BearFoxBear · 16/05/2015 22:42

They definitely need regulation. I was standing at a pedestrian crossing with ds in his pram when I was hit very hard from behind by a man on a scooter- he pushed us out onto the road in front of oncoming traffic and it was lucky that the driver coming towards us spotted what had happened in time, otherwise we could have been badly injured or worse. The man didn't even stop, he just sped off. I was livid.

LarrytheCucumber · 17/05/2015 12:18

There used to be a woman near us who took her two children about on a mobility scooter, one on her lap, the other cross legged in the footrest, on the road! She moved. She might still be doing it in her new area. She was not only a danger to herself and her children but to other road users as she gaily drove down the middle of the road.
I don't resent her having a mobility scooter, but I do think she should be subject to restrictions.

BeyondDoesBootcamp · 17/05/2015 20:08

I take the kids on mine too. On the pavement though.

JoanHickson · 17/05/2015 20:13

Can you get a little pull along child carriage, like they do for bikes?

BeyondDoesBootcamp · 17/05/2015 20:24

We actually have a bike one, it wont fit to it though. And they dont make them that attach to scooters. Like most disability related stuff, the companies assume everyone is old and beige, with no need for child trailers :(

JoanHickson · 18/05/2015 10:46

There is a gap in the market there.
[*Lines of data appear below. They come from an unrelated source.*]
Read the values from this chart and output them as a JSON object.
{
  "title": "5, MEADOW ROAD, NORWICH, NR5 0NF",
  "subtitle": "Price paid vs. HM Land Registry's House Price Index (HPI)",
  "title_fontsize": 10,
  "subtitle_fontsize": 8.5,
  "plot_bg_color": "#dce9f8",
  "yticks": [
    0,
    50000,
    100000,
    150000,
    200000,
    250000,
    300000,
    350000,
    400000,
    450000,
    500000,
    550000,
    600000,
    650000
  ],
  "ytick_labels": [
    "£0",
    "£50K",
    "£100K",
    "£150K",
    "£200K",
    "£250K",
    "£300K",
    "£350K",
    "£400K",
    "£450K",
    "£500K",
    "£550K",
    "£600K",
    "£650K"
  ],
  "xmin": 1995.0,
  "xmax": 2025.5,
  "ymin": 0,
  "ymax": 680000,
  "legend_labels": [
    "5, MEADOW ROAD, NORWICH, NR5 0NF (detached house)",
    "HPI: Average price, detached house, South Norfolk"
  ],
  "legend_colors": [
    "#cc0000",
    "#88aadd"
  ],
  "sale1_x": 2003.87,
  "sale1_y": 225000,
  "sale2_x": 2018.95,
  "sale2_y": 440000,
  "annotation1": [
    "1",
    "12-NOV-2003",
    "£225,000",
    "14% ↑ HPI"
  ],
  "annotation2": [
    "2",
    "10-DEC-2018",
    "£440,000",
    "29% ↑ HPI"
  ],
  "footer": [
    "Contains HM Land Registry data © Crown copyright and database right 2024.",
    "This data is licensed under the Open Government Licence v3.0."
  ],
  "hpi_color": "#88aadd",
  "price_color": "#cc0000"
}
By the time I needed a scooter my dc were in secondary school.

PatricianOfAnkhMorpork · 18/05/2015 13:42

I think there does need to be something, particularly after reading about this bloke who ended up gaily pootling down the M1 on his. Not the first time I've read something like that either.

SoldierBear · 18/05/2015 17:53

Yes you can get carriages for scooters. I regularly see a chap in Leith who has a customised scooter with Harley Davidson handles and tows wee carriage that his dog sits in. It looks amazing!
He also has some sort of bell that rings pretty constantly so people are alerted and has flags on sort of long bendy poles at the back which make the whole scooter more visible.
I saw him tonight on the Bonnington area

JoanHickson · 18/05/2015 20:34

Talking of bells I add an odd experience today.

I was in a shop no blockages just going along and a stranger Gentlemen out of nowhere announced I require a bell. I have no idea why someone would say such a thing he was side on to me and acknowledged me before I passed him.

On a plus point another kind gentlemen helped me out of a shop by getting a door.

I only had one small child wonder in my path and then it's parent do the same a minute later, she was very Blush I just smiled and was grateful she didn't blame me for the double near miss She and her child almost caused.